Computer Science and Engineering MS Thesis Defense by Kurmanbek Kaiyrbekov

August 29, 2018

KOÇ UNIVERSITY

GRADUATE SCHOOL OF SCIENCES & ENGINEERING

COMPUTER SCIENCE AND ENGINEERING

MS THESIS DEFENSE BY KURMANBEK KAIYRBEKOV

 

Title: Stroke-based Sketched Symbol Generation and Segmentation

 

Speaker: Kurmanbek Kaiyrbekov

 

Time: August 8, 2018, 11:00 AM

 

Place: ENG127

Koç University

Rumeli Feneri Yolu

Sariyer, Istanbul

 

Thesis Committee Members:

Assoc. Prof. T. Metin Sezgin (Advisor, Koç University)

Assoc. Prof. Engin Erzin (Koç University)
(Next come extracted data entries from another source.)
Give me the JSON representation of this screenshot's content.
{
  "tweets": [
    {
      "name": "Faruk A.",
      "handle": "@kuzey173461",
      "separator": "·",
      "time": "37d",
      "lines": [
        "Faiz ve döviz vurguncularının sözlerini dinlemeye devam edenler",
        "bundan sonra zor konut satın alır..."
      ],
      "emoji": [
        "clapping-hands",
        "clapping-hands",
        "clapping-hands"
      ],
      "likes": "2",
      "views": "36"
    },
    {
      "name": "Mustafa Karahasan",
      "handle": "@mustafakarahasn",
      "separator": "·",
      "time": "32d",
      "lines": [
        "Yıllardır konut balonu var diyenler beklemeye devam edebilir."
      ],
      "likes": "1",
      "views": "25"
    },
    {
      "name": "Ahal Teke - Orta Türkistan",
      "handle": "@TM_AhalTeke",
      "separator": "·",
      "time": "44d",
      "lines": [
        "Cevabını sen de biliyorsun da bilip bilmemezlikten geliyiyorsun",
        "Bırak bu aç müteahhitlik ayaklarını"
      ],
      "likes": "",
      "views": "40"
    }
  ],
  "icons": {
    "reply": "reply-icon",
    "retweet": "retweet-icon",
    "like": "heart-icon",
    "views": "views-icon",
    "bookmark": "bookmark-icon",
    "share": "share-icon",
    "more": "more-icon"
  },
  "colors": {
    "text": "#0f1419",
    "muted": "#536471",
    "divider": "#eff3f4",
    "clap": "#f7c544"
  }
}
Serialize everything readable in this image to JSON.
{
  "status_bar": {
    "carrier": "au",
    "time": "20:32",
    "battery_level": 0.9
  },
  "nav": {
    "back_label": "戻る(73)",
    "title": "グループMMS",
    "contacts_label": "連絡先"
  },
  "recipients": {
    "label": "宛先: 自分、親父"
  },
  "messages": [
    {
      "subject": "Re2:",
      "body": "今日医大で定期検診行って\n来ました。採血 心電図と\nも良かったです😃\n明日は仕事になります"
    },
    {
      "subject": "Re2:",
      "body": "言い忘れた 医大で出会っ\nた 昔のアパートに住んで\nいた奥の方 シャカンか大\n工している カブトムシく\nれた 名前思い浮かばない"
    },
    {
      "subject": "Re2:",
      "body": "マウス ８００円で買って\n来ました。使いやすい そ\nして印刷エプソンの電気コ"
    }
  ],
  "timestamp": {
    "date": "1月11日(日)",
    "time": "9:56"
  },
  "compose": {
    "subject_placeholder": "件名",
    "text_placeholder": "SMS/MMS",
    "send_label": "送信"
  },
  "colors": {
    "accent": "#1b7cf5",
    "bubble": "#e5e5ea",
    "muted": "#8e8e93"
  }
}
Asst. Prof. Hamdi Dibeklioğlu (Bilkent University)

 

Abstract:

Hand-drawn objects usually consist of multiple semantically meaningful parts. For example, a stick figure consists of a head, a torso, and pairs of legs and arms. The process of breaking a hand-drawn symbol into those subparts is called symbol segmentation. On the other hand, the process of drawing subparts and unifying them into a single entity is called symbol generation. Despite the fact that these two procedures are interrelated, all previous endeavors focused on a single task, either segmentation or generation. In this thesis, we propose a StrokeRNN that is a generative model based on a Variational Auto-Encoder (VAE) architecture and we extend it to recognize semantically meaningful components. While existing generative systems model complete hand-drawn objects, the StrokeRNN models their constituent strokes. Hence, in contrast to prior frameworks, the StrokeRNN is capable of drawing multiple symbol categories even when trained on a single class. To segment drawings, we adopt a memory efficient vector representation of symbols instead of the raster image format used by existing techniques. Our segmentation model is simple yet powerful neural network, it classifies stroke-level components based on the encoding generated by the StrokeRNN. Experiments show that our segmentation accuracies surpass existing methodologies on the available state of the art dataset. Furthermore, extensive evaluations on our newly annotated dataset demonstrate that our neural network obtains significantly better scores as compared to the best baseline model. We release our dataset to the community.